Veltroni in africa si può fare

Abbiamo vinto. Tanto, ovunque, costantemente. E’ stata una campagna elettorale lunga due anni, iniziata in una notte amarissima per il nostro popolo. Quella del 2006, la notte in cui Romano Prodi festeggiava con Rutelli e Fassino in piazza Santi Apostoli a Roma una vittoria virtuale, ma non per questo meno bruciante. Da quel giorno, da quelle immagini di arroganza e cinismo abbiamo sofferto a lungo, poi lottato duramente e – infine - vinto. Il pensiero in questi momenti corre ai militanti di Azione Giovani e di An, alle decine e decine di manifestazioni, di volantinaggi, di affissioni, di cortei e convegni per spiegare alla nostra gente chi erano veramente loro e cosa siamo invece noi.

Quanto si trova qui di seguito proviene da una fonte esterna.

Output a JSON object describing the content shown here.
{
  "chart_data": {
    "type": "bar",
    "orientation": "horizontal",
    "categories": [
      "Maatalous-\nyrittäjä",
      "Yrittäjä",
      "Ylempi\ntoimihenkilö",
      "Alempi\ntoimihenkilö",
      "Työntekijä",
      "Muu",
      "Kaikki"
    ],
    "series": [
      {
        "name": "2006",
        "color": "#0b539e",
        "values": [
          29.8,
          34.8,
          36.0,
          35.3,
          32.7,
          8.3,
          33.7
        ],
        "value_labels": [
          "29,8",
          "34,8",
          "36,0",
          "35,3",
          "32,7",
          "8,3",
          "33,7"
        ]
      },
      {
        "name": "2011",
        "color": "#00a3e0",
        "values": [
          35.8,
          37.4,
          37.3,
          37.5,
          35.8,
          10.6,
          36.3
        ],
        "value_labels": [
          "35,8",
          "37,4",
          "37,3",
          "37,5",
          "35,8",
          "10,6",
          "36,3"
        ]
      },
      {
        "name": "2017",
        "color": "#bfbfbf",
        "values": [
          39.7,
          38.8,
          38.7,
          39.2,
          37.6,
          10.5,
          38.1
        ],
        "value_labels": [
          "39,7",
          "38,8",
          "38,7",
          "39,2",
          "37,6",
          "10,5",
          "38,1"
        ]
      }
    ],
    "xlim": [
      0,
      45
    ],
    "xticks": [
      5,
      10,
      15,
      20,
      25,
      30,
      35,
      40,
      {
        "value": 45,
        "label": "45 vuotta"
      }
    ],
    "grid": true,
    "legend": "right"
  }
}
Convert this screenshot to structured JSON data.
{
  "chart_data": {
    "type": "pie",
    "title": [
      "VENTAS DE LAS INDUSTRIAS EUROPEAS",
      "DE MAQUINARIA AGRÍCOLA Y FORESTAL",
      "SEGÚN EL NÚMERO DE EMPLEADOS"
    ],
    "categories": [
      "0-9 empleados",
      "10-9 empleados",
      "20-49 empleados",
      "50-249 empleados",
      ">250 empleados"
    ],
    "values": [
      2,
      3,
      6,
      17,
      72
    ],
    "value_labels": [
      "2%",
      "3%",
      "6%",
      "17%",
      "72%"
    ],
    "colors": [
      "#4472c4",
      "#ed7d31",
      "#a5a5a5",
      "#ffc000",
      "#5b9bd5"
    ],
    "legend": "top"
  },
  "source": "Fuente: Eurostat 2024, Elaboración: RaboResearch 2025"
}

Nel frattempo, in Italia montava una rabbia poderosa nei confronti del governo di Prodi e Padoa Schioppa, di Mussi e Mastella, di Caruso e Luxuria. Infine, l’ultimo terribile sacrificio: ammainare le nostre bandiere e donarle all’Italia. Ci veniva chiesto di semplificare, di unire, di ricacciare indietro i dubbi e rischiare. Lo abbiamo fatto. Abbiamo vinto. Viva l’Italia!
Ed ora tuttu inuti verso la conquista del Campidoglio, la grande sfida che ci vedrà schierati e impegnati, come sempre in prima linea!